In 2005, a USGS economic review of the estimated oil within ANWR and adjacent state waters reported that a mean of 9.5 billion barrels could be economically extracted, using 2003 prices at $45 a barrel. That oil price is similar to current North Slope prices, adjusting for inflation.

That's a huge number, drilling supporters say. Prudhoe Bay's original production estimate was 9.6 billion barrels. Since launching in 1977, the field has blown past that estimate and remains one of the nation's largest producers.

Murkowski, chair of the Senate Energy and Natural Resources Committee, said the refuge's primary value to the federal treasury won't come from lease sales.

Instead, royalties are critical, she said.

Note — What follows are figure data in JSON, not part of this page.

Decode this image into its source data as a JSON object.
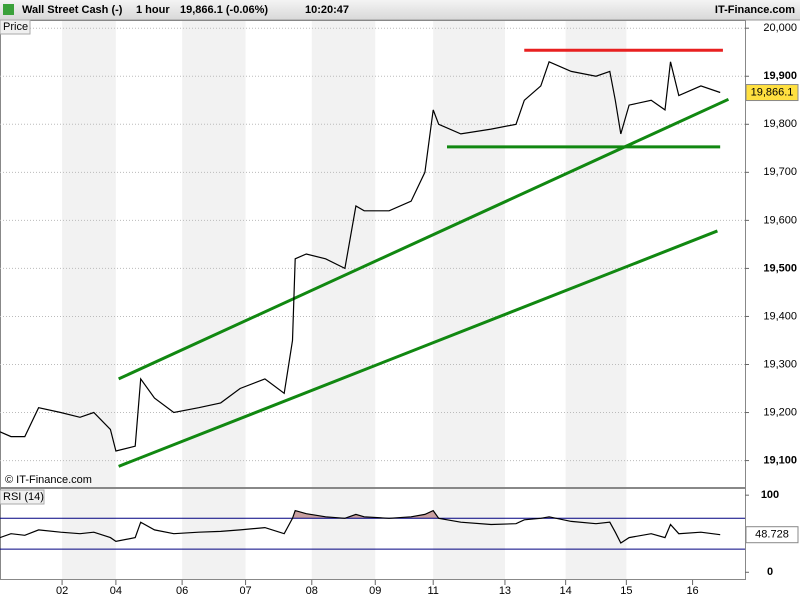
{
  "header": {
    "title": "Wall Street Cash (-)",
    "interval": "1 hour",
    "quote": "19,866.1 (-0.06%)",
    "time": "10:20:47",
    "brand": "IT-Finance.com",
    "copyright": "© IT-Finance.com"
  },
  "chart_data": [
    {
      "type": "line",
      "label": "Price",
      "color": "#000000",
      "x": [
        0,
        4,
        9,
        14,
        22,
        29,
        34,
        40,
        42,
        49,
        51,
        56,
        63,
        72,
        80,
        87,
        96,
        103,
        106,
        107,
        111,
        118,
        125,
        129,
        132,
        141,
        149,
        154,
        157,
        159,
        167,
        178,
        187,
        190,
        196,
        199,
        207,
        216,
        221,
        223,
        225,
        228,
        236,
        241,
        243,
        246,
        254,
        261
      ],
      "values": [
        19160,
        19150,
        19150,
        19210,
        19200,
        19190,
        19200,
        19165,
        19120,
        19130,
        19270,
        19230,
        19200,
        19210,
        19220,
        19250,
        19270,
        19240,
        19350,
        19520,
        19530,
        19520,
        19500,
        19630,
        19620,
        19620,
        19640,
        19700,
        19830,
        19800,
        19780,
        19790,
        19800,
        19850,
        19880,
        19930,
        19910,
        19900,
        19910,
        19850,
        19780,
        19840,
        19850,
        19830,
        19930,
        19860,
        19880,
        19866.1
      ],
      "last_value_label": "19,866.1",
      "xlim": [
        0,
        270
      ],
      "xticks": [
        {
          "value": 22.5,
          "label": "02"
        },
        {
          "value": 42,
          "label": "04"
        },
        {
          "value": 66,
          "label": "06"
        },
        {
          "value": 89,
          "label": "07"
        },
        {
          "value": 113,
          "label": "08"
        },
        {
          "value": 136,
          "label": "09"
        },
        {
          "value": 157,
          "label": "11"
        },
        {
          "value": 183,
          "label": "13"
        },
        {
          "value": 205,
          "label": "14"
        },
        {
          "value": 227,
          "label": "15"
        },
        {
          "value": 251,
          "label": "16"
        }
      ],
      "ylim": [
        19045,
        20015
      ],
      "yticks": [
        {
          "value": 19100,
          "label": "19,100"
        },
        {
          "value": 19200,
          "label": "19,200"
        },
        {
          "value": 19300,
          "label": "19,300"
        },
        {
          "value": 19400,
          "label": "19,400"
        },
        {
          "value": 19500,
          "label": "19,500"
        },
        {
          "value": 19600,
          "label": "19,600"
        },
        {
          "value": 19700,
          "label": "19,700"
        },
        {
          "value": 19800,
          "label": "19,800"
        },
        {
          "value": 19900,
          "label": "19,900"
        },
        {
          "value": 20000,
          "label": "20,000"
        }
      ],
      "grid": true,
      "lines": [
        {
          "x": [
            43,
            264
          ],
          "y": [
            19270,
            19852
          ],
          "color": "#118811"
        },
        {
          "x": [
            43,
            260
          ],
          "y": [
            19088,
            19578
          ],
          "color": "#118811"
        },
        {
          "x": [
            162,
            261
          ],
          "y": [
            19753,
            19753
          ],
          "color": "#118811"
        },
        {
          "x": [
            190,
            262
          ],
          "y": [
            19954,
            19954
          ],
          "color": "#e82020"
        }
      ]
    },
    {
      "type": "line",
      "label": "RSI (14)",
      "color": "#000000",
      "x": [
        0,
        4,
        9,
        14,
        22,
        29,
        34,
        40,
        42,
        49,
        51,
        56,
        63,
        72,
        80,
        87,
        96,
        103,
        106,
        107,
        111,
        118,
        125,
        129,
        132,
        141,
        149,
        154,
        157,
        159,
        167,
        178,
        187,
        190,
        196,
        199,
        207,
        216,
        221,
        223,
        225,
        228,
        236,
        241,
        243,
        246,
        254,
        261
      ],
      "values": [
        45,
        50,
        48,
        55,
        52,
        50,
        52,
        45,
        40,
        45,
        65,
        55,
        50,
        52,
        53,
        55,
        58,
        50,
        70,
        80,
        76,
        72,
        70,
        75,
        72,
        70,
        72,
        75,
        80,
        70,
        65,
        62,
        63,
        68,
        70,
        72,
        66,
        63,
        65,
        52,
        38,
        45,
        50,
        45,
        62,
        50,
        52,
        48.728
      ],
      "last_value_label": "48.728",
      "xlim": [
        0,
        270
      ],
      "ylim": [
        -10,
        108
      ],
      "yticks": [
        0,
        100
      ],
      "levels": [
        30,
        70
      ],
      "level_color": "#000080",
      "overbought_fill": "#c8a0a0"
    }
  ]
}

If Murkowski's measure is approved, and all the economic oil is produced, the 16.67 percent royalty rate would bring in about $100 billion for the state and federal government to split, at today's prices.

"That's important because around here we usually take from someone else's piece of the pie instead of growing the pie," she said of Congress. "This is a real opportunity for us to grow that pie."

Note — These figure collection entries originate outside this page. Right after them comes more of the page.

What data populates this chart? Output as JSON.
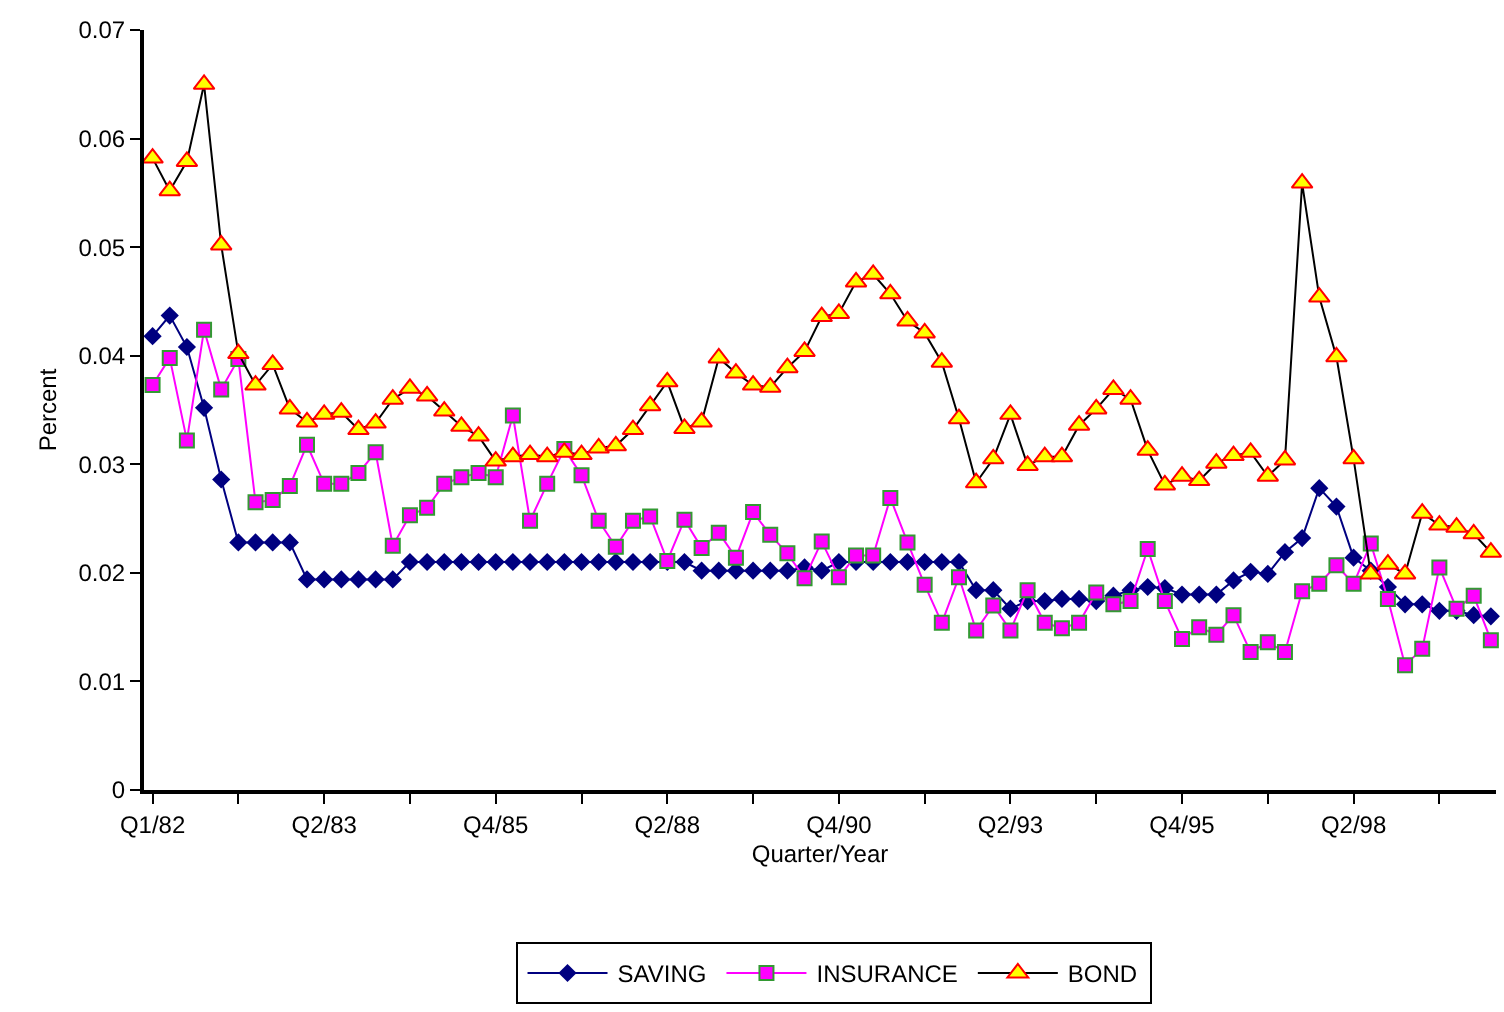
{
  "chart_data": {
    "type": "line",
    "xlabel": "Quarter/Year",
    "ylabel": "Percent",
    "categories": [
      "Q1/82",
      null,
      null,
      null,
      null,
      null,
      null,
      null,
      null,
      null,
      "Q2/83",
      null,
      null,
      null,
      null,
      null,
      null,
      null,
      null,
      null,
      "Q4/85",
      null,
      null,
      null,
      null,
      null,
      null,
      null,
      null,
      null,
      "Q2/88",
      null,
      null,
      null,
      null,
      null,
      null,
      null,
      null,
      null,
      "Q4/90",
      null,
      null,
      null,
      null,
      null,
      null,
      null,
      null,
      null,
      "Q2/93",
      null,
      null,
      null,
      null,
      null,
      null,
      null,
      null,
      null,
      "Q4/95",
      null,
      null,
      null,
      null,
      null,
      null,
      null,
      null,
      null,
      "Q2/98",
      null,
      null,
      null,
      null,
      null,
      null,
      null,
      null
    ],
    "series": [
      {
        "name": "SAVING",
        "color": "#000080",
        "marker": "diamond",
        "values": [
          0.0418,
          0.0437,
          0.0408,
          0.0352,
          0.0286,
          0.0228,
          0.0228,
          0.0228,
          0.0228,
          0.0194,
          0.0194,
          0.0194,
          0.0194,
          0.0194,
          0.0194,
          0.021,
          0.021,
          0.021,
          0.021,
          0.021,
          0.021,
          0.021,
          0.021,
          0.021,
          0.021,
          0.021,
          0.021,
          0.021,
          0.021,
          0.021,
          0.021,
          0.021,
          0.0202,
          0.0202,
          0.0202,
          0.0202,
          0.0202,
          0.0202,
          0.0205,
          0.0202,
          0.021,
          0.021,
          0.021,
          0.021,
          0.021,
          0.021,
          0.021,
          0.021,
          0.0184,
          0.0184,
          0.0167,
          0.0174,
          0.0174,
          0.0176,
          0.0176,
          0.0174,
          0.0179,
          0.0184,
          0.0187,
          0.0186,
          0.018,
          0.018,
          0.018,
          0.0193,
          0.0201,
          0.0199,
          0.0219,
          0.0232,
          0.0278,
          0.0261,
          0.0214,
          0.0202,
          0.0187,
          0.0171,
          0.0171,
          0.0165,
          0.0165,
          0.0161,
          0.016
        ]
      },
      {
        "name": "INSURANCE",
        "color": "#ff00ff",
        "marker": "square",
        "values": [
          0.0373,
          0.0398,
          0.0322,
          0.0424,
          0.0369,
          0.0397,
          0.0265,
          0.0267,
          0.028,
          0.0318,
          0.0282,
          0.0282,
          0.0292,
          0.0311,
          0.0225,
          0.0253,
          0.026,
          0.0282,
          0.0288,
          0.0292,
          0.0288,
          0.0345,
          0.0248,
          0.0282,
          0.0314,
          0.029,
          0.0248,
          0.0224,
          0.0248,
          0.0252,
          0.0211,
          0.0249,
          0.0223,
          0.0237,
          0.0214,
          0.0256,
          0.0235,
          0.0218,
          0.0195,
          0.0229,
          0.0196,
          0.0216,
          0.0216,
          0.0269,
          0.0228,
          0.0189,
          0.0154,
          0.0196,
          0.0147,
          0.017,
          0.0147,
          0.0184,
          0.0154,
          0.0149,
          0.0154,
          0.0182,
          0.0171,
          0.0174,
          0.0222,
          0.0174,
          0.0139,
          0.015,
          0.0143,
          0.0161,
          0.0127,
          0.0136,
          0.0127,
          0.0183,
          0.019,
          0.0207,
          0.019,
          0.0227,
          0.0176,
          0.0115,
          0.013,
          0.0205,
          0.0167,
          0.0179,
          0.0138
        ]
      },
      {
        "name": "BOND",
        "color": "#ffff00",
        "marker": "triangle",
        "values": [
          0.0582,
          0.0552,
          0.0579,
          0.065,
          0.0502,
          0.0402,
          0.0373,
          0.0392,
          0.0351,
          0.0339,
          0.0346,
          0.0348,
          0.0332,
          0.0338,
          0.036,
          0.037,
          0.0363,
          0.0349,
          0.0335,
          0.0326,
          0.0303,
          0.0307,
          0.0309,
          0.0307,
          0.0311,
          0.0309,
          0.0315,
          0.0317,
          0.0332,
          0.0354,
          0.0376,
          0.0333,
          0.0339,
          0.0398,
          0.0384,
          0.0373,
          0.0371,
          0.0389,
          0.0404,
          0.0436,
          0.0439,
          0.0468,
          0.0475,
          0.0457,
          0.0432,
          0.0421,
          0.0394,
          0.0342,
          0.0283,
          0.0305,
          0.0346,
          0.0299,
          0.0307,
          0.0307,
          0.0336,
          0.0351,
          0.0369,
          0.036,
          0.0313,
          0.0281,
          0.0289,
          0.0285,
          0.0301,
          0.0308,
          0.0311,
          0.0289,
          0.0304,
          0.0559,
          0.0454,
          0.0399,
          0.0305,
          0.0199,
          0.0208,
          0.0199,
          0.0255,
          0.0244,
          0.0242,
          0.0236,
          0.0219
        ]
      }
    ],
    "ylim": [
      0,
      0.07
    ],
    "yticks": [
      0,
      0.01,
      0.02,
      0.03,
      0.04,
      0.05,
      0.06,
      0.07
    ],
    "grid": false,
    "legend": "bottom"
  }
}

Past studies haves shown production for generations, such as at Prudhoe Bay, could generate hundreds of thousands of direct and indirect jobs in Alaska and elsewhere in the U.S., she said.

The USGS in 1998 reported that nearly 80 percent of oil in ANWR is thought to exist in the western coastal plain, in "several accumulations rather than a single large accumulation."

Mark Myers, former USGS director under President George W. Bush, said no one knows how much oil ANWR might produce.

But even the agency's lower-end estimates of possible oil recovery are significant, he said.

"You're looking at production scenarios of hundreds of thousands of barrels of oil per day," he said.

Companies will look at ANWR "hard," Myers said. "An opportunity of this scale doesn't come along very often."

Andy Mack, Alaska Natural Resources commissioner, said earlier lease sales of wide-open lands have been tremendous in Alaska. The 2008 Chukchi Sea sale in federal waters generated $2.7 billion in high bids. The 1969 Prudhoe Bay lease sale generated $900 million.

One relatively small field in ANWR producing 100,000 barrels daily could earn Alaska close to $200 million in annual royalties, at today's prices, he said. State and local taxes would add more money.

Development in the refuge would stoke other exploration in the region, keeping the state's oil industry alive.

"That's really material to Alaska," he said.